People often wonder what Judaism has to say about pregnancy and childbirth. Some women are disappointed by the relative lack of comment on this issue, whereas others are able to find a wealth of information from sources beyond the Tanach and the Talmud, such as segulot (beliefs in activities or objects that will make something easier, like eating etrog – a large citrus fruit – in the ninth month for an easy labor), customs, and prayers composed by women and for women. As one can imagine, the attitude toward childbirth in Judaism is quite encouraging, since the very first commandment given in the Torah is “be fruitful and multiply.” This is one of the reasons many Jewish families tend to be large (Hashem be blessed), because many traditional couples want to abide by this commandment to the fullest.

According to Jewish law, one fulfills his obligation (interestingly, it is men who are required to fulfill this commandment, although they need a woman to do so), by having at least one child of each gender. Obviously, not everyone is able to accomplish this. The great sage, Rashi, had two daughters and no sons, and yet, through his daughters’ marriages to Torah scholars, they built one of the greatest Torah “dynasties” that has ever existed. The Torah expresses great sympathy toward pregnant women, and one moving passage in the Bible features Rebecca crying out to G-d and asking him why her pregnancy is so hard. G-d responds that she has two nations (Esau and Jacob) struggling inside her womb. Rachel died while giving birth to Benjamin, and her self-sacrifice is one of the reasons Rachel has such a special place among the matriarchs.

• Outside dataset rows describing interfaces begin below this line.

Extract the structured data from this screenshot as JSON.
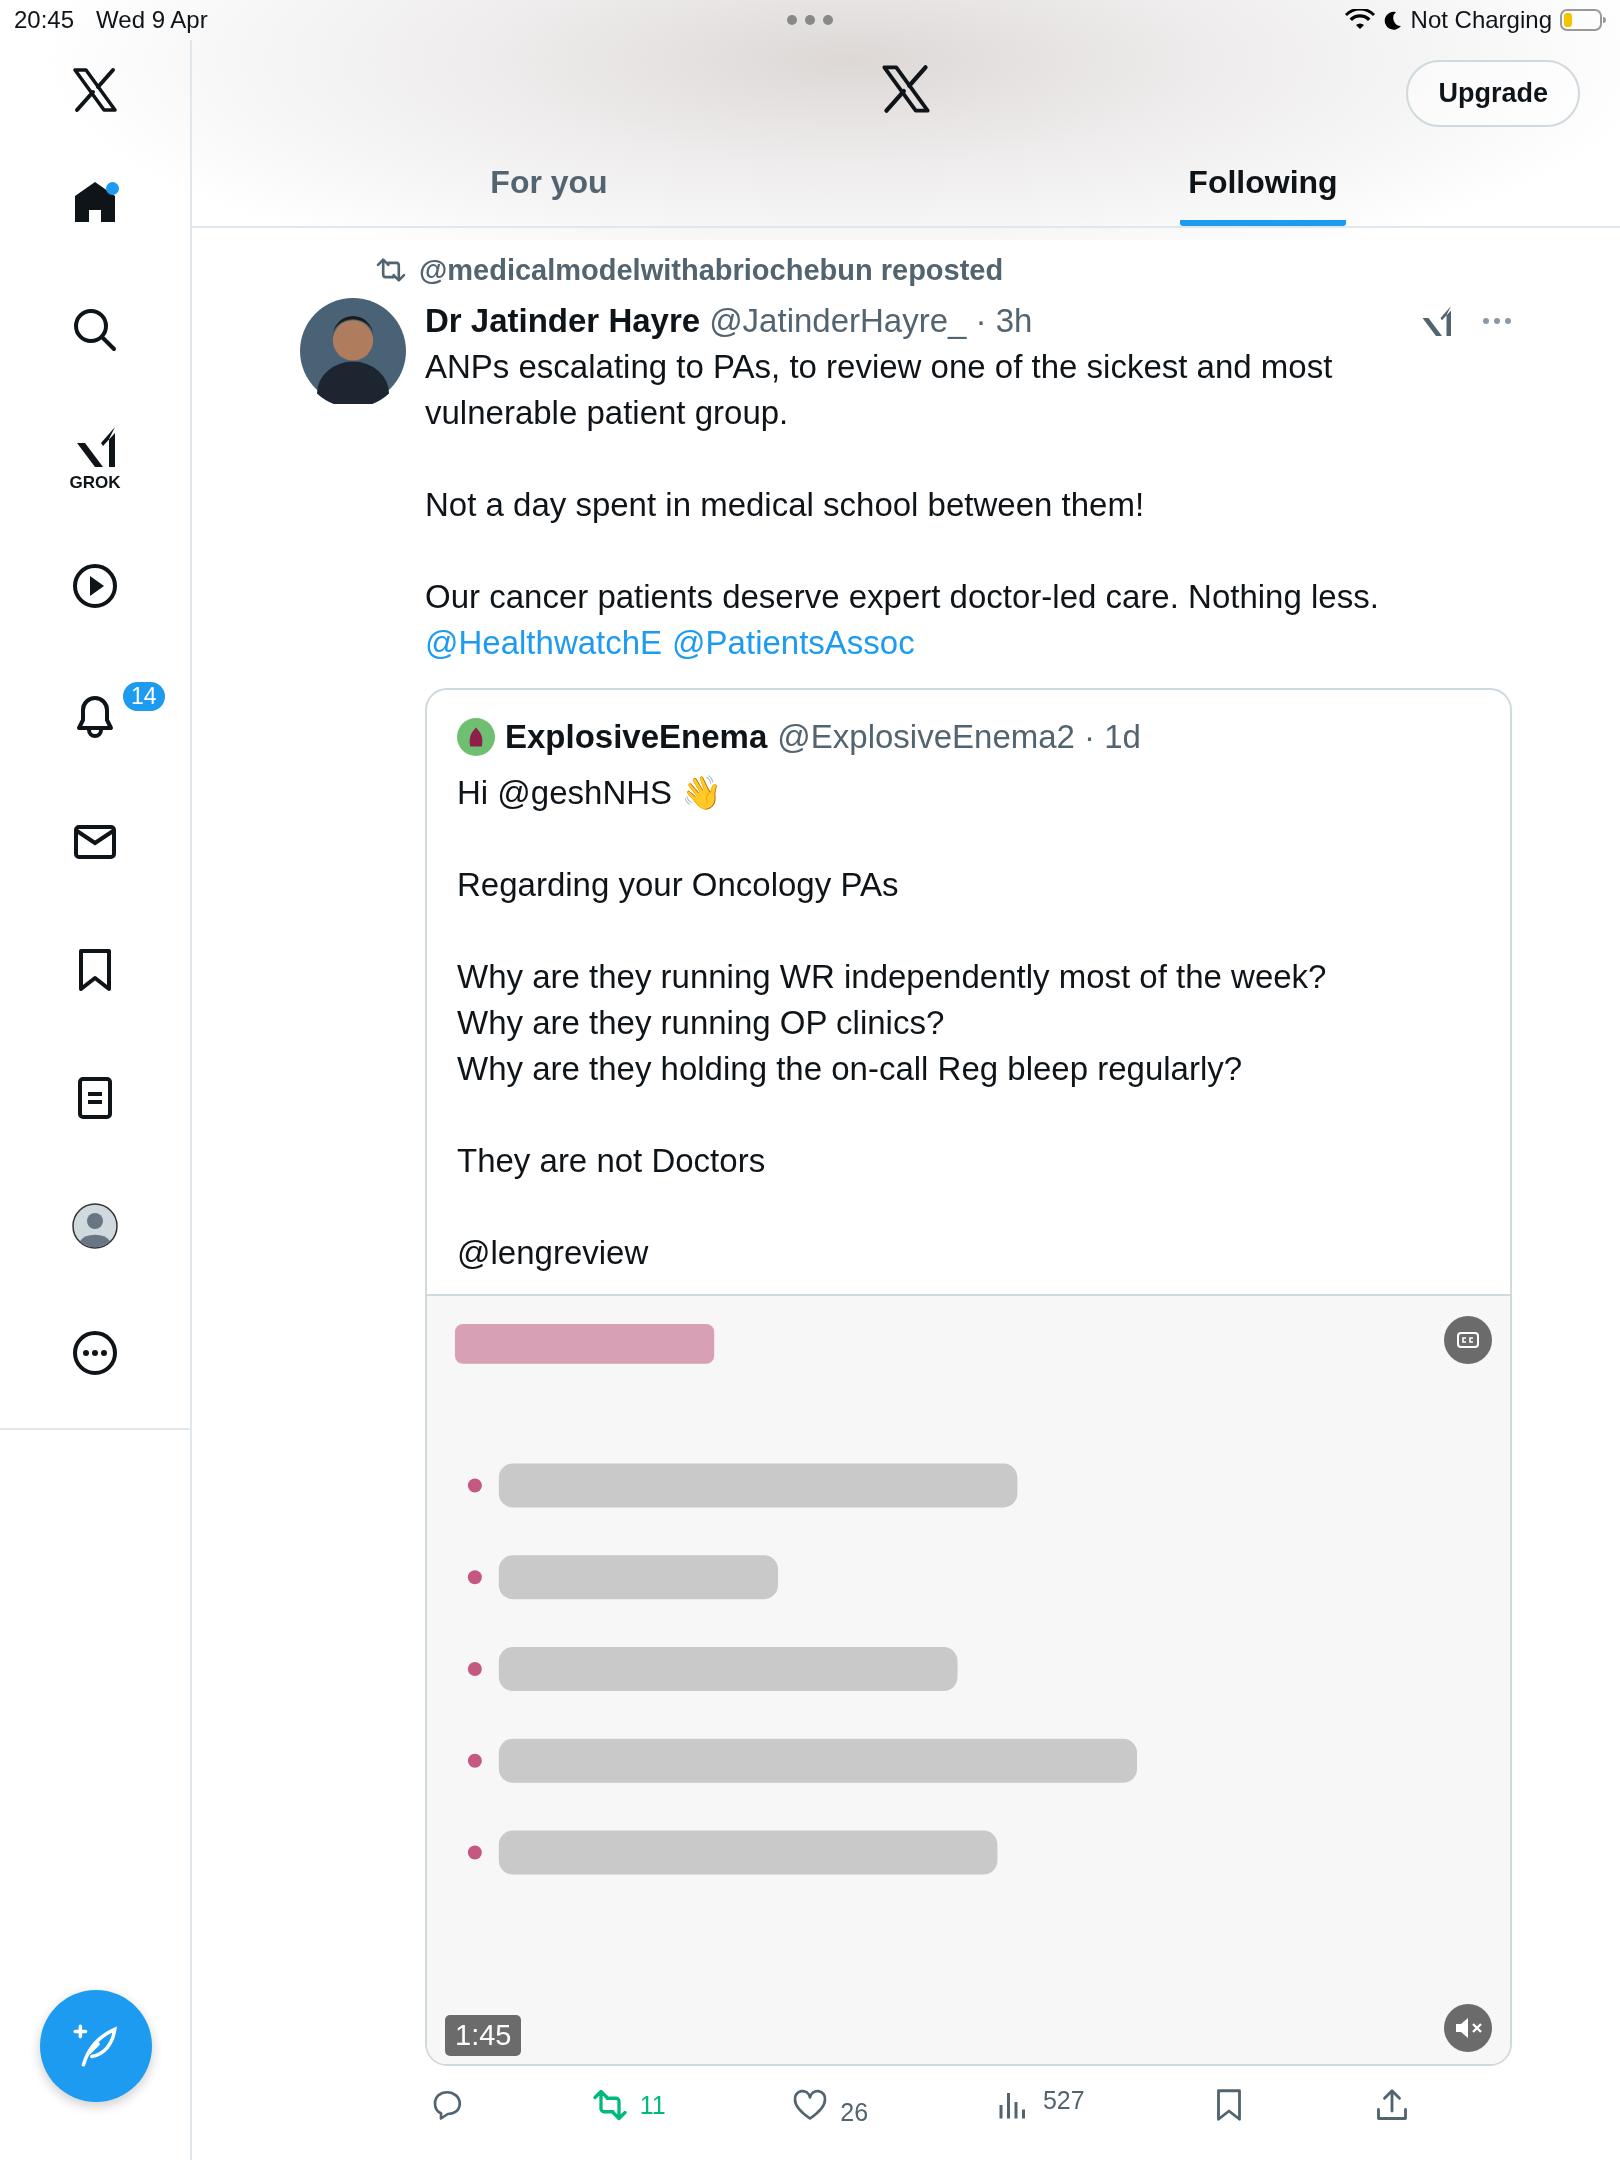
{
  "status_bar": {
    "time": "20:45",
    "date": "Wed 9 Apr",
    "battery_text": "Not Charging"
  },
  "sidebar": {
    "items": [
      {
        "kind": "logo",
        "selected": false
      },
      {
        "kind": "home",
        "selected": true,
        "new_dot": true
      },
      {
        "kind": "search",
        "selected": false
      },
      {
        "kind": "grok",
        "selected": false,
        "label": "GROK"
      },
      {
        "kind": "video",
        "selected": false
      },
      {
        "kind": "notifications",
        "selected": false,
        "badge": "14"
      },
      {
        "kind": "messages",
        "selected": false
      },
      {
        "kind": "bookmarks",
        "selected": false
      },
      {
        "kind": "lists",
        "selected": false
      },
      {
        "kind": "profile",
        "selected": false
      },
      {
        "kind": "more",
        "selected": false
      }
    ]
  },
  "header": {
    "upgrade_button": "Upgrade",
    "tabs": [
      {
        "label": "For you",
        "selected": false
      },
      {
        "label": "Following",
        "selected": true
      }
    ]
  },
  "post": {
    "repost_line": "@medicalmodelwithabriochebun reposted",
    "author": "Dr Jatinder Hayre",
    "meta": "@JatinderHayre_ · 3h",
    "paragraphs": [
      "ANPs escalating to PAs, to review one of the sickest and most vulnerable patient group.",
      "Not a day spent in medical school between them!",
      "Our cancer patients deserve expert doctor-led care. Nothing less."
    ],
    "mentions": [
      "@HealthwatchE",
      "@PatientsAssoc"
    ],
    "quote": {
      "author": "ExplosiveEnema",
      "meta": "@ExplosiveEnema2 · 1d",
      "paragraphs": [
        "Hi @geshNHS 👋",
        "Regarding your Oncology PAs",
        "Why are they running WR independently most of the week?\nWhy are they running OP clinics?\nWhy are they holding the on-call Reg bleep regularly?",
        "They are not Doctors",
        "@lengreview"
      ],
      "video": {
        "kind": "picture",
        "duration": "1:45",
        "muted": true,
        "captions": true
      }
    },
    "actions": [
      {
        "kind": "reply",
        "active": false
      },
      {
        "kind": "repost",
        "count": "11",
        "active": true
      },
      {
        "kind": "like",
        "count": "26",
        "active": false
      },
      {
        "kind": "views",
        "count": "527",
        "active": false
      },
      {
        "kind": "bookmark",
        "active": false
      },
      {
        "kind": "share",
        "active": false
      }
    ]
  }
}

A lot has been said about the troubling curse to Chava or Eve “In pain will you bear children.” Rabbi Manis Friedman points out that this is the reason many women were burnt as witches in the past; the Puritans took this verse so literally, that anyone who wanted to ease the pain of labor (i.e midwives, who used herbs) were accused as witches and executed. Rabbi Friedman explains that this is a curse and not a commandment, and is meant to be contrary to the way things should be—there really shouldn’t be any pain in labor. As we come closer to the time of the Messiah and the Redemption (which the Lubavitcher Rebbe and others has said will happen in our generation), we will go back to the conditions in Gan Eden, and these curses will be reversed. Both the development of the epidural and the natural childbirth movement have given women ways of easing the pain of labor and are signs that this ideal age is approaching.